While the Cork man already made news during the week with his take on the physical dangers of football and alternative sports you can try instead, Ireland boss Martin O'Neill was speaking today.
Although nothing like a guarantee would be made at this particular point in the qualifying campaign, it would appear that O'Neill - and Keane, presumably - are here to stay.
Questioned on his future with the Irish national team, O'Neill believes 'there is a willingness on both sides' to continue this relationship:
I've spoken to John [Delaney] not so long ago and he would like me to continue.
With many fans becoming increasingly disillusioned after Ireland's disappointing conclusion to a qualifying campaign that started so promisingly, O'Neill remains adamant that the 2018 World Cup in Russia is not yet beyond his team.
Citing Ireland's qualification for EURO 2016 as further evidence of his continued suitability for the job, the upcoming fixtures against Moldova and Wales are unlikely to shape the fate of this managerial duo:
We did qualify for the Euros and we are still in the mix for this one.

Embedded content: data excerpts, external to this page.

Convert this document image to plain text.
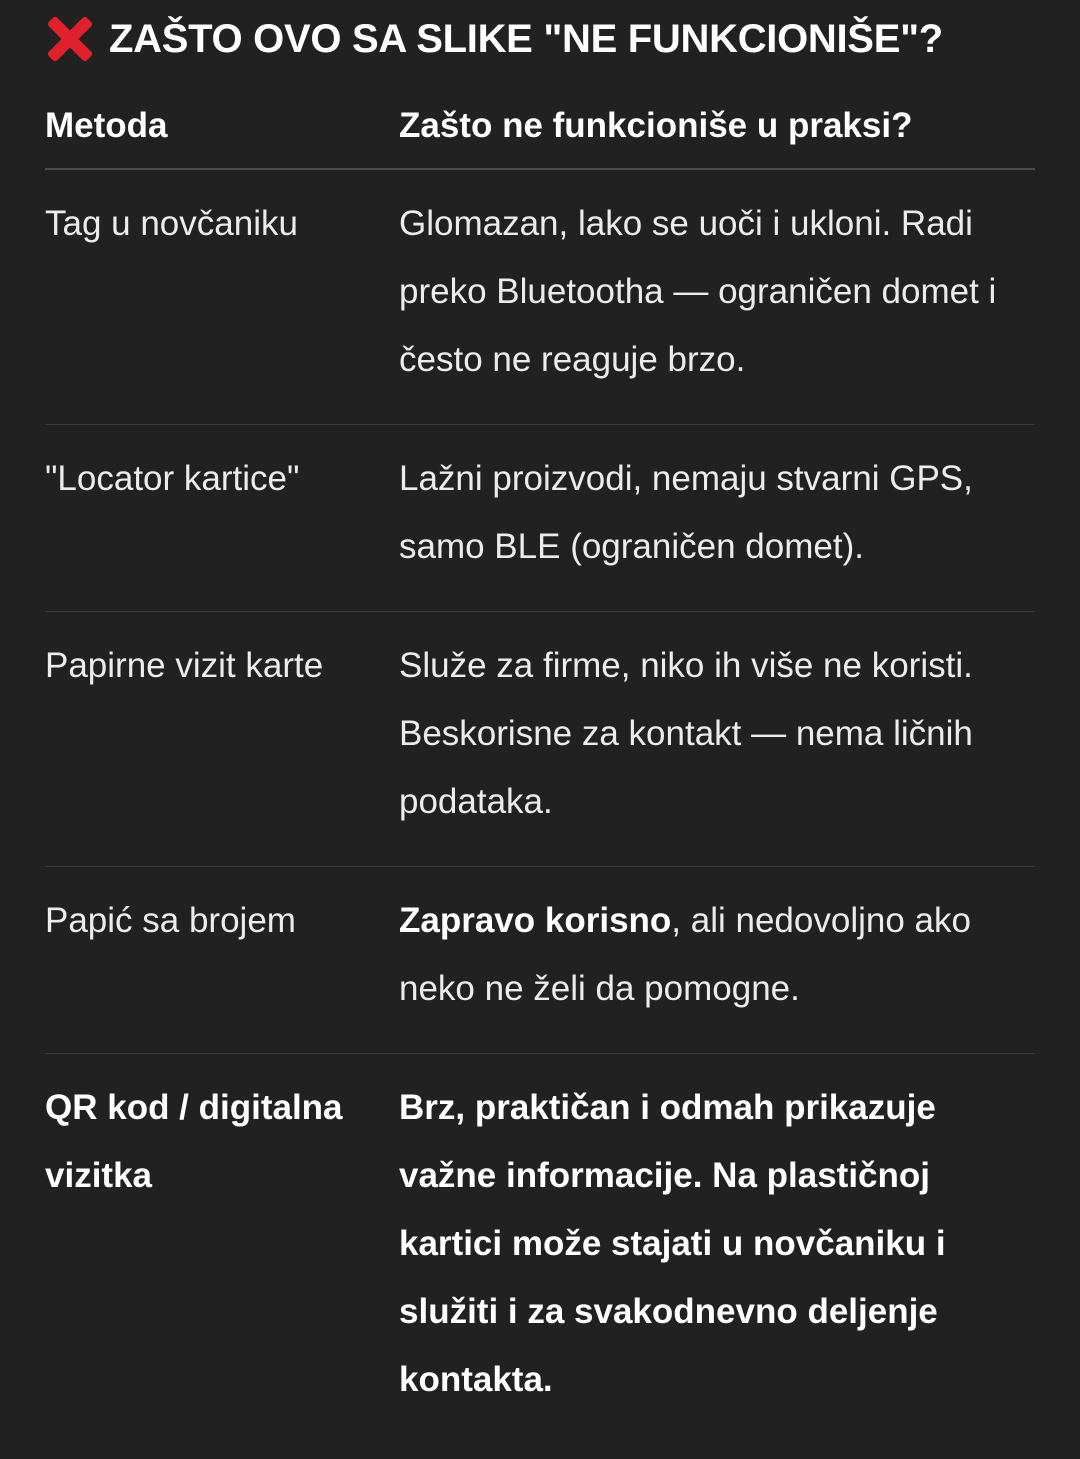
ZAŠTO OVO SA SLIKE "NE FUNKCIONIŠE"?
Metoda	Zašto ne funkcioniše u praksi?
Tag u novčaniku	Glomazan, lako se uoči i ukloni. Radi preko Bluetootha — ograničen domet i često ne reaguje brzo.
"Locator kartice"	Lažni proizvodi, nemaju stvarni GPS, samo BLE (ograničen domet).
Papirne vizit karte	Služe za firme, niko ih više ne koristi. Beskorisne za kontakt — nema ličnih podataka.
Papić sa brojem	Zapravo korisno, ali nedovoljno ako neko ne želi da pomogne.
QR kod / digitalna vizitka	Brz, praktičan i odmah prikazuje važne informacije. Na plastičnoj kartici može stajati u novčaniku i služiti i za svakodnevno deljenje kontakta.
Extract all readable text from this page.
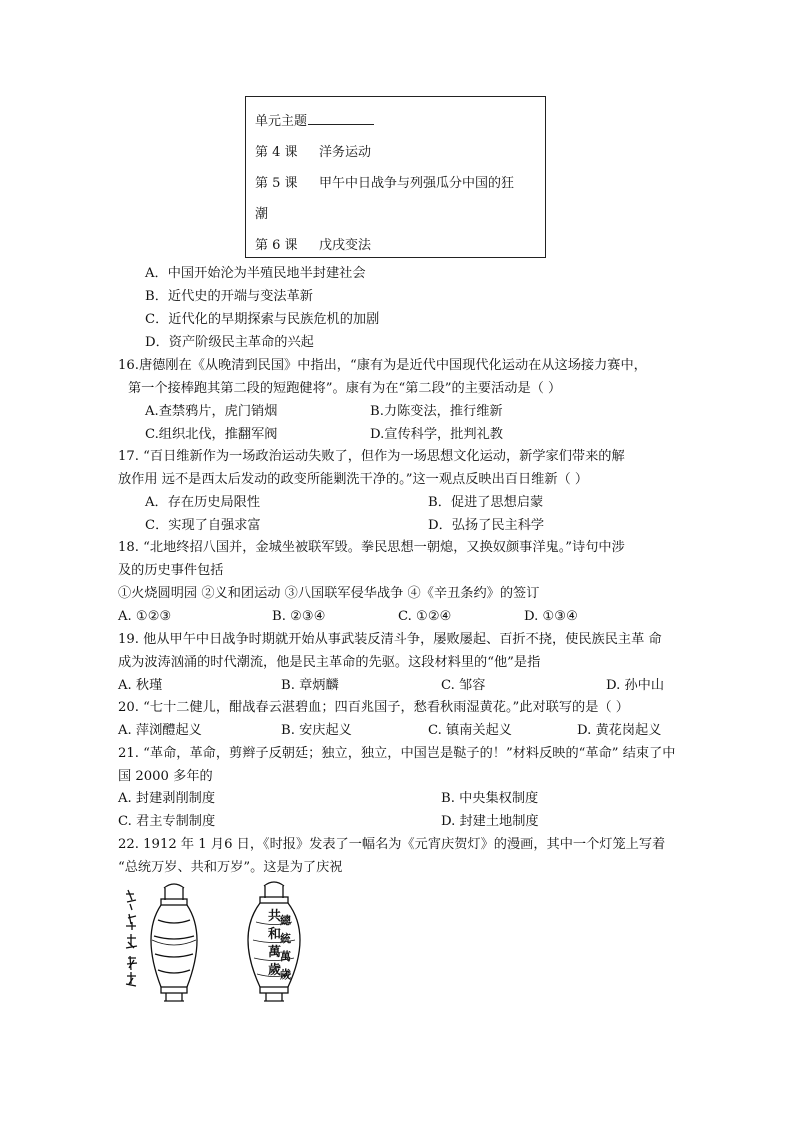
单元主题
第 4 课 洋务运动
第 5 课 甲午中日战争与列强瓜分中国的狂
潮
第 6 课 戊戌变法
A．中国开始沦为半殖民地半封建社会
B．近代史的开端与变法革新
C．近代化的早期探索与民族危机的加剧
D．资产阶级民主革命的兴起
16.唐德刚在《从晚清到民国》中指出，“康有为是近代中国现代化运动在从这场接力赛中，
第一个接棒跑其第二段的短跑健将”。康有为在“第二段”的主要活动是（ ）
A.查禁鸦片，虎门销烟	B.力陈变法，推行维新
C.组织北伐，推翻军阀	D.宣传科学，批判礼教
17. “百日维新作为一场政治运动失败了，但作为一场思想文化运动，新学家们带来的解
放作用 远不是西太后发动的政变所能剿洗干净的。”这一观点反映出百日维新（ ）
A．存在历史局限性	B．促进了思想启蒙
C．实现了自强求富	D．弘扬了民主科学
18. “北地终招八国并，金城坐被联军毁。拳民思想一朝熄，又换奴颜事洋鬼。”诗句中涉
及的历史事件包括
①火烧圆明园 ②义和团运动 ③八国联军侵华战争 ④《辛丑条约》的签订
A. ①②③	B. ②③④	C. ①②④	D. ①③④
19. 他从甲午中日战争时期就开始从事武装反清斗争，屡败屡起、百折不挠，使民族民主革 命
成为波涛汹涌的时代潮流，他是民主革命的先驱。这段材料里的“他”是指
A. 秋瑾	B. 章炳麟	C. 邹容	D. 孙中山
20. “七十二健儿，酣战春云湛碧血；四百兆国子，愁看秋雨湿黄花。”此对联写的是（ ）
A. 萍浏醴起义	B. 安庆起义	C. 镇南关起义	D. 黄花岗起义
21. “革命，革命，剪辫子反朝廷；独立，独立，中国岂是鞑子的！”材料反映的“革命” 结束了中
国 2000 多年的
A. 封建剥削制度	B. 中央集权制度
C. 君主专制制度	D. 封建土地制度
22. 1912 年 1 月6 日，《时报》发表了一幅名为《元宵庆贺灯》的漫画，其中一个灯笼上写着
“总统万岁、共和万岁”。这是为了庆祝
共
和
萬
歲
總
統
萬
歲
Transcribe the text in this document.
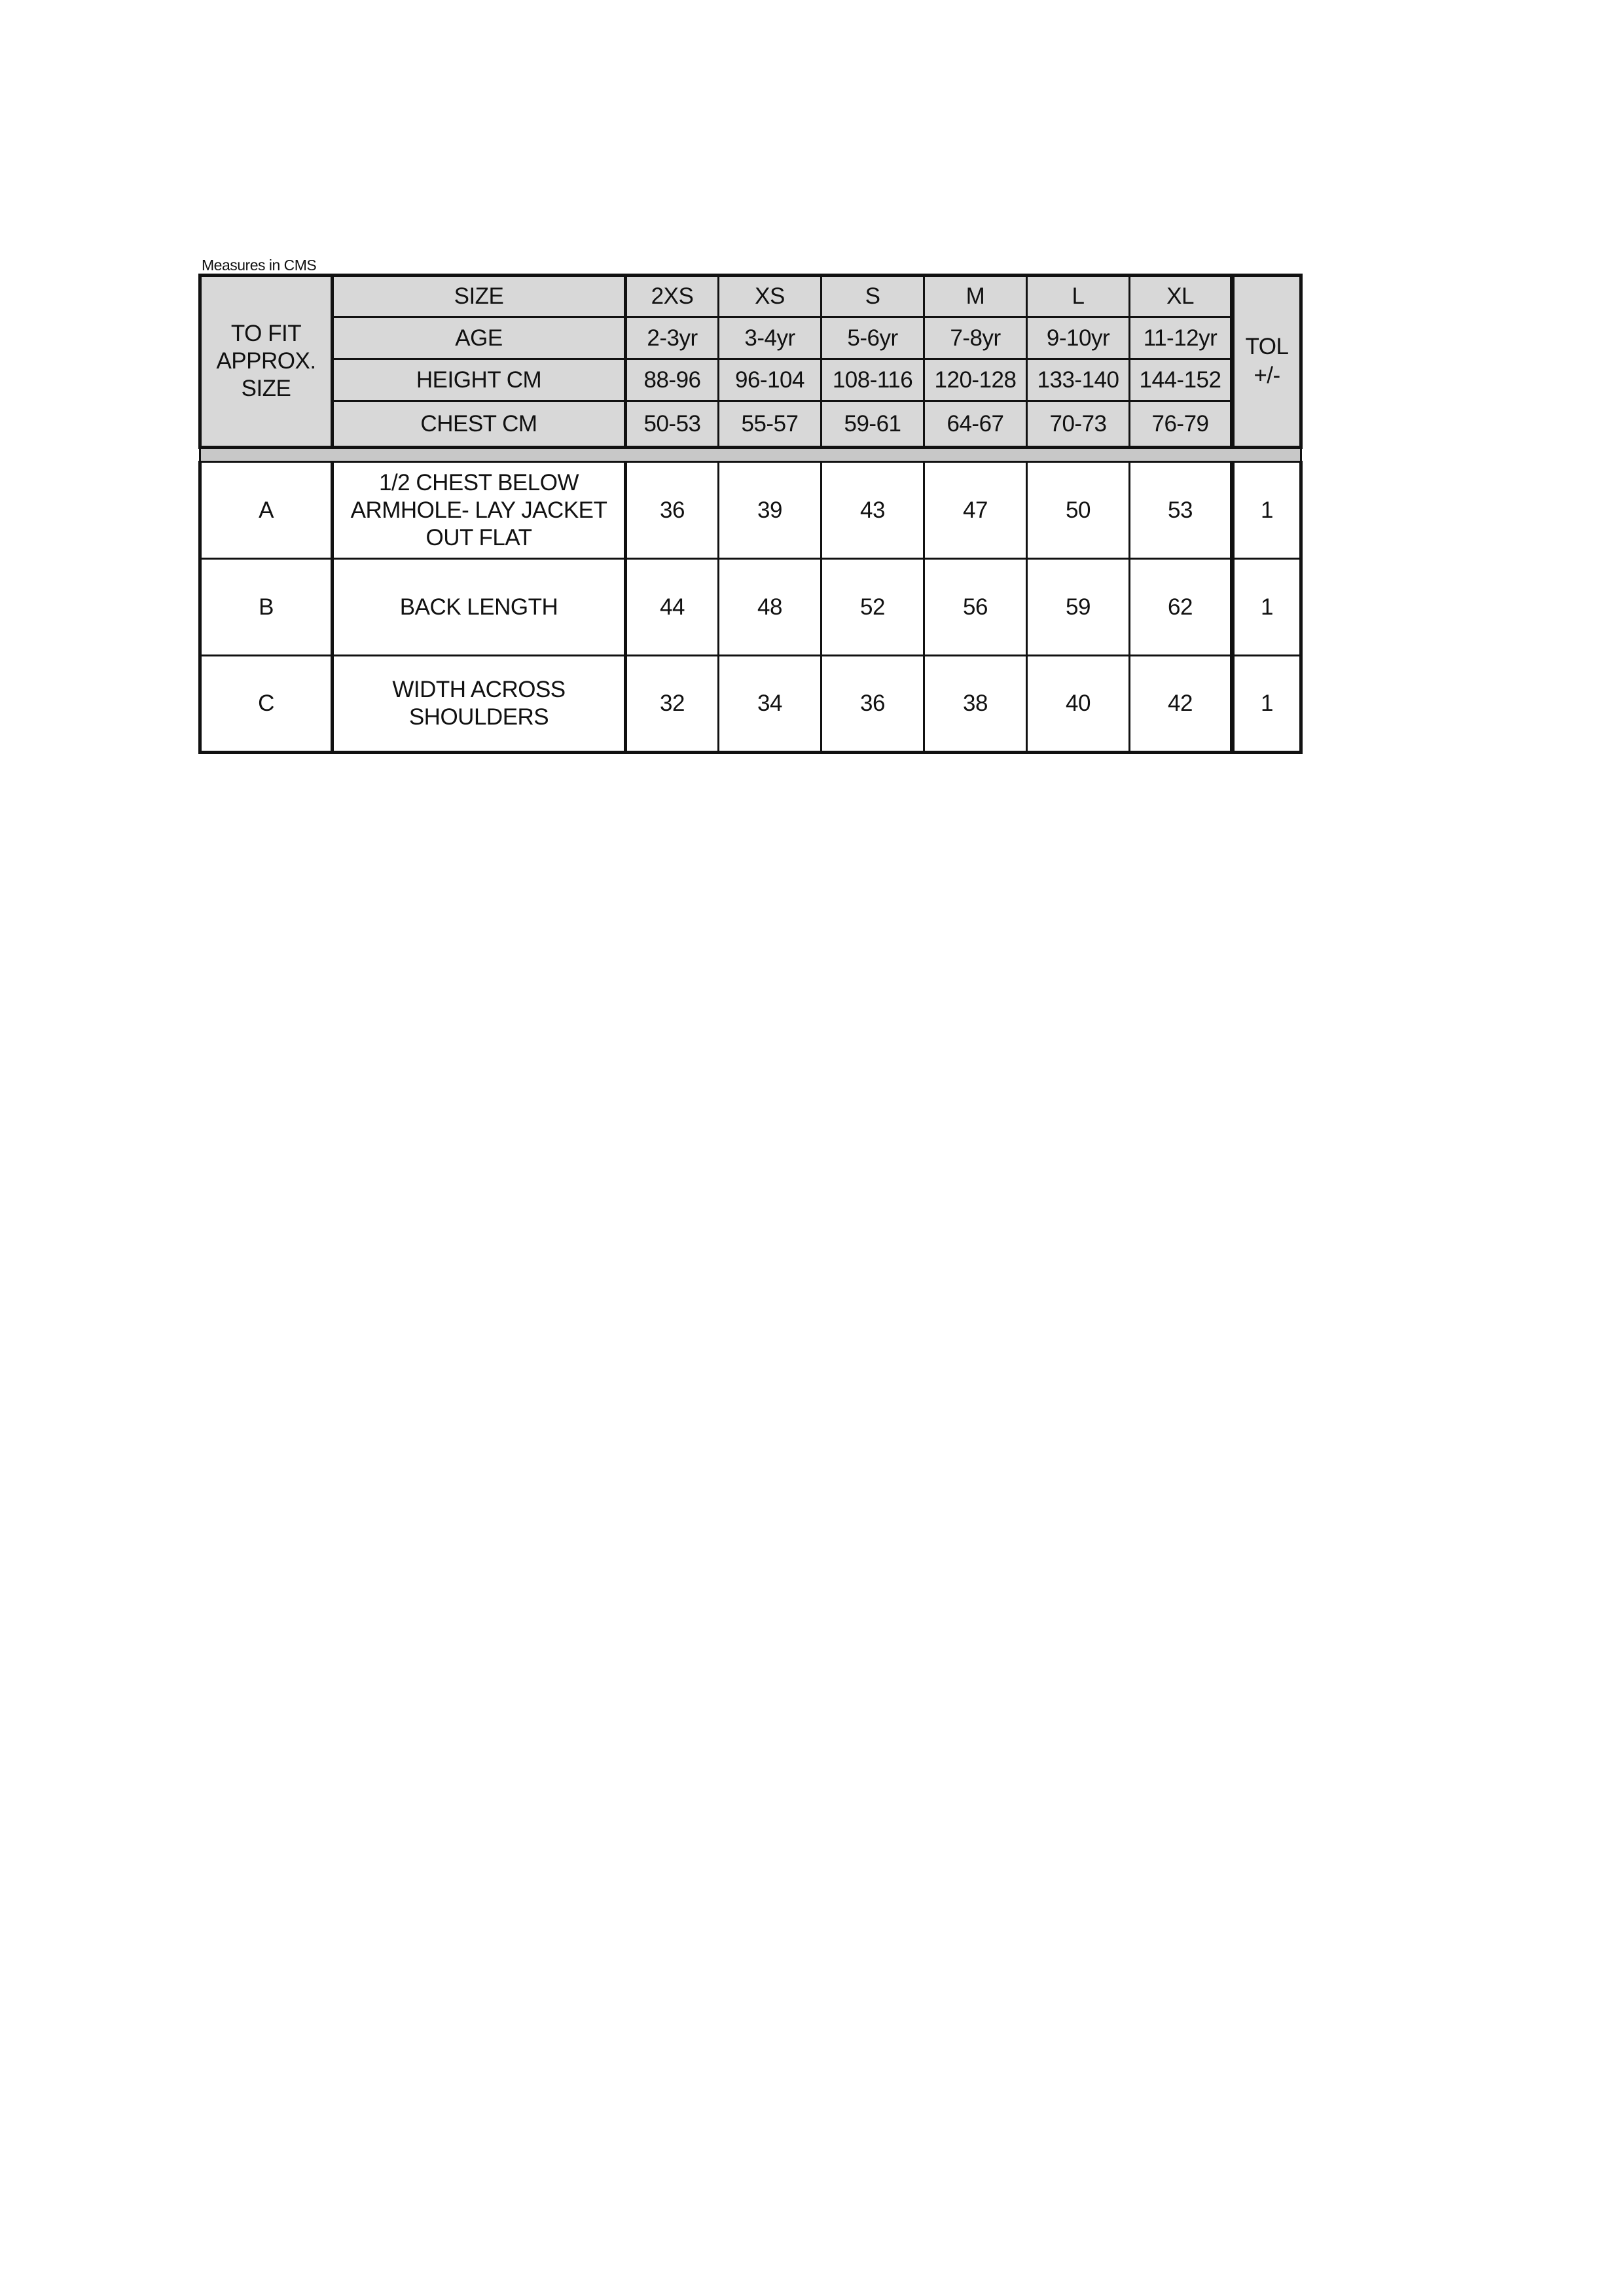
Measures in CMS
TO FIT APPROX. SIZE	SIZE	2XS	XS	S	M	L	XL	TOL +/-
	AGE	2-3yr	3-4yr	5-6yr	7-8yr	9-10yr	11-12yr	
	HEIGHT CM	88-96	96-104	108-116	120-128	133-140	144-152	
	CHEST CM	50-53	55-57	59-61	64-67	70-73	76-79	

A	1/2 CHEST BELOW ARMHOLE- LAY JACKET OUT FLAT	36	39	43	47	50	53	1
B	BACK LENGTH	44	48	52	56	59	62	1
C	WIDTH ACROSS SHOULDERS	32	34	36	38	40	42	1
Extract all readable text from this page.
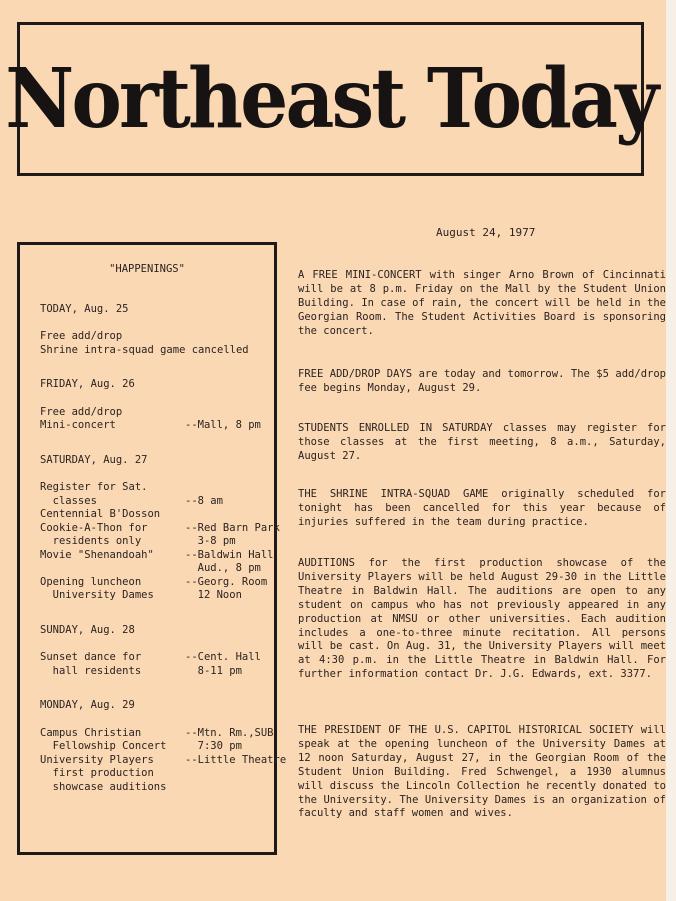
Northeast Today
August 24, 1977
"HAPPENINGS"
TODAY, Aug. 25
Free add/drop
Shrine intra-squad game cancelled
FRIDAY, Aug. 26
Free add/drop
Mini-concert	--Mall, 8 pm
SATURDAY, Aug. 27
Register for Sat.
classes	--8 am
Centennial B'Dosson
Cookie-A-Thon for	--Red Barn Park
residents only	3-8 pm
Movie "Shenandoah"	--Baldwin Hall
Aud., 8 pm
Opening luncheon	--Georg. Room
University Dames	12 Noon
SUNDAY, Aug. 28
Sunset dance for	--Cent. Hall
hall residents	8-11 pm
MONDAY, Aug. 29
Campus Christian	--Mtn. Rm.,SUB
Fellowship Concert	7:30 pm
University Players	--Little Theatre
first production
showcase auditions
A FREE MINI-CONCERT with singer Arno Brown of Cincinnati will be at 8 p.m. Friday on the Mall by the Student Union Building. In case of rain, the concert will be held in the Georgian Room. The Student Activities Board is sponsoring the concert.
FREE ADD/DROP DAYS are today and tomorrow. The $5 add/drop fee begins Monday, August 29.
STUDENTS ENROLLED IN SATURDAY classes may register for those classes at the first meeting, 8 a.m., Saturday, August 27.
THE SHRINE INTRA-SQUAD GAME originally scheduled for tonight has been cancelled for this year because of injuries suffered in the team during practice.
AUDITIONS for the first production showcase of the University Players will be held August 29-30 in the Little Theatre in Baldwin Hall. The auditions are open to any student on campus who has not previously appeared in any production at NMSU or other universities. Each audition includes a one-to-three minute recitation. All persons will be cast. On Aug. 31, the University Players will meet at 4:30 p.m. in the Little Theatre in Baldwin Hall. For further information contact Dr. J.G. Edwards, ext. 3377.
THE PRESIDENT OF THE U.S. CAPITOL HISTORICAL SOCIETY will speak at the opening luncheon of the University Dames at 12 noon Saturday, August 27, in the Georgian Room of the Student Union Building. Fred Schwengel, a 1930 alumnus will discuss the Lincoln Collection he recently donated to the University. The University Dames is an organization of faculty and staff women and wives.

I suppose one out of one isn't so bad!
Reluctant to discuss the situation in great detail, O'Neill did nonetheless touch on some encouraging factors that sound as if they may have arisen during his discussions with Delaney:
We have qualified for one competition and I think season tickets have gone from 4,000 to 16,000 so I think there is some evidence we are doing okay.
A promising development certainly, but a detail that is not usually the purview of a football manager.
With Ireland's prospects of qualifying for the World Cup next summer now heavily dependent upon external factors - as well as our own performances - EURO 2020 is seemingly on O'Neill's mind also:
I must admit with the Euros and the possibility of qualification and some games being in Dublin, there are exciting times ahead.
There are also some young players coming through, players in their mid-20s who will take on the mantle of senior players.
I think there is much to look forward to.
Having taken 10 points from their opening 4 games in this qualifying campaign, Ireland have only managed to take 3 from the remaining quartet of games.
With the combined standing of both O'Neill and Keane, and the lack of an obvious replacement, the retention of both will likely fall upon this rather miserable reasoning.